Contrôle policier de routine

Cesare Battisti était détenu depuis jeudi à Corumba (ouest), une ville à la frontière avec la Bolivie. Il «a été remis en liberté et est retourné à Sao Paulo», où il réside, a déclaré son avocat Marcio Palma.

Condamné en 1993 par contumace par la justice italienne à la réclusion à perpétuité pour quatre meurtres et complicité de meurtres à la fin des années 1970, Battisti avait été placé en détention provisoire après un contrôle policier de routine.

Il s'apprêtait alors à quitter le Brésil à bord d'un taxi bolivien.

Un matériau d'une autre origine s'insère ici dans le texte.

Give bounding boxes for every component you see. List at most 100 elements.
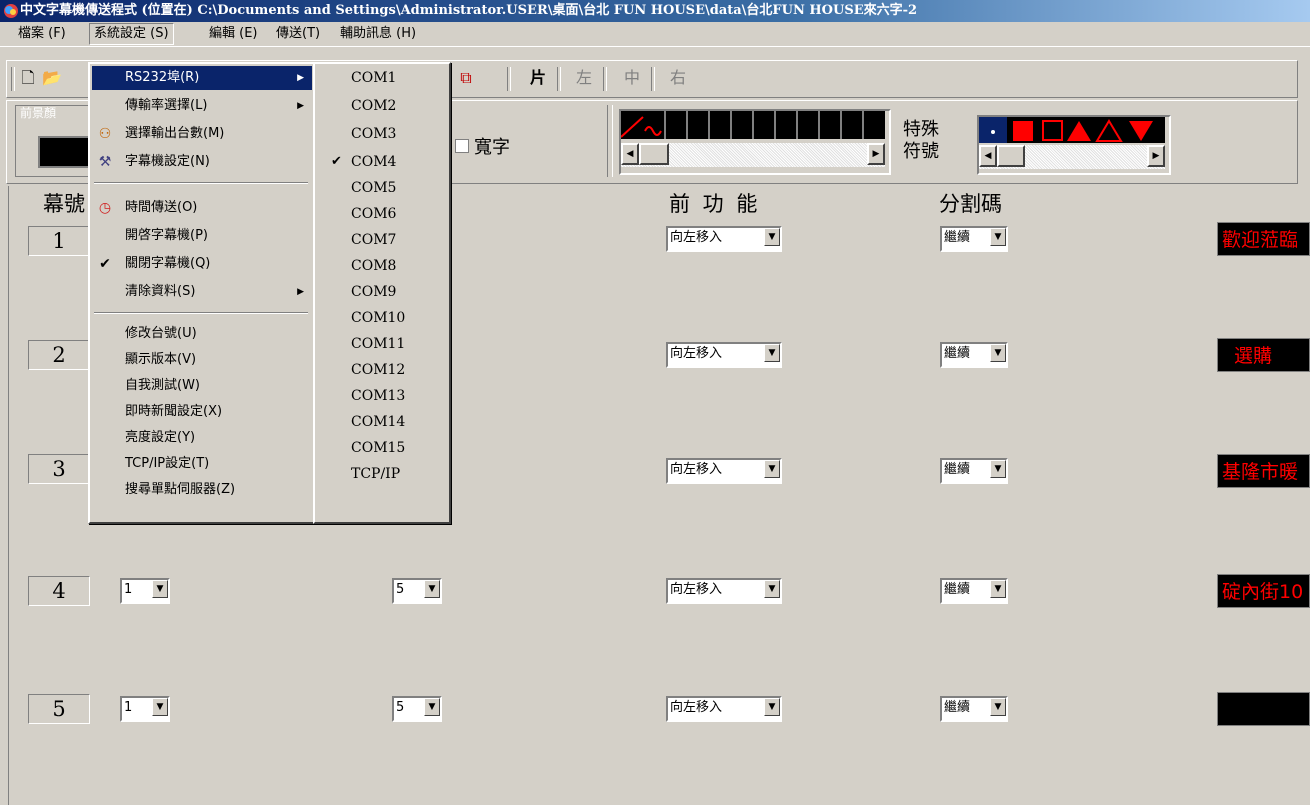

M. Battisti transportait 6000 dollars et 1300 euros, une somme supérieure au montant autorisé sans déclaration préalable, soit plus de 10'000 réaux (environ 3000 francs).

Symbole des «années de plomb»

Le juge brésilien qui a ordonné sa détention le soupçonne d'avoir tenté de fuir le pays pour éviter son extradition, ce que l'Italien de 62 ans nie. Il dit avoir eu l'intention de faire des achats. Un autre juge a ordonné vendredi sa remise en liberté.

Rome a multiplié ces dernières années les demandes d'extradition à son encontre. La dernière remonte au 25 septembre.

La Cour suprême du Brésil avait en 2009 autorisé l'extradition de l'Italien, un des symboles des «années de plomb» en Italie, mais l'ex-président Luiz Inacio Lula da Silva s'y était opposé. L'actuel gouvernement brésilien a dit vendredi étudier cette possibilité.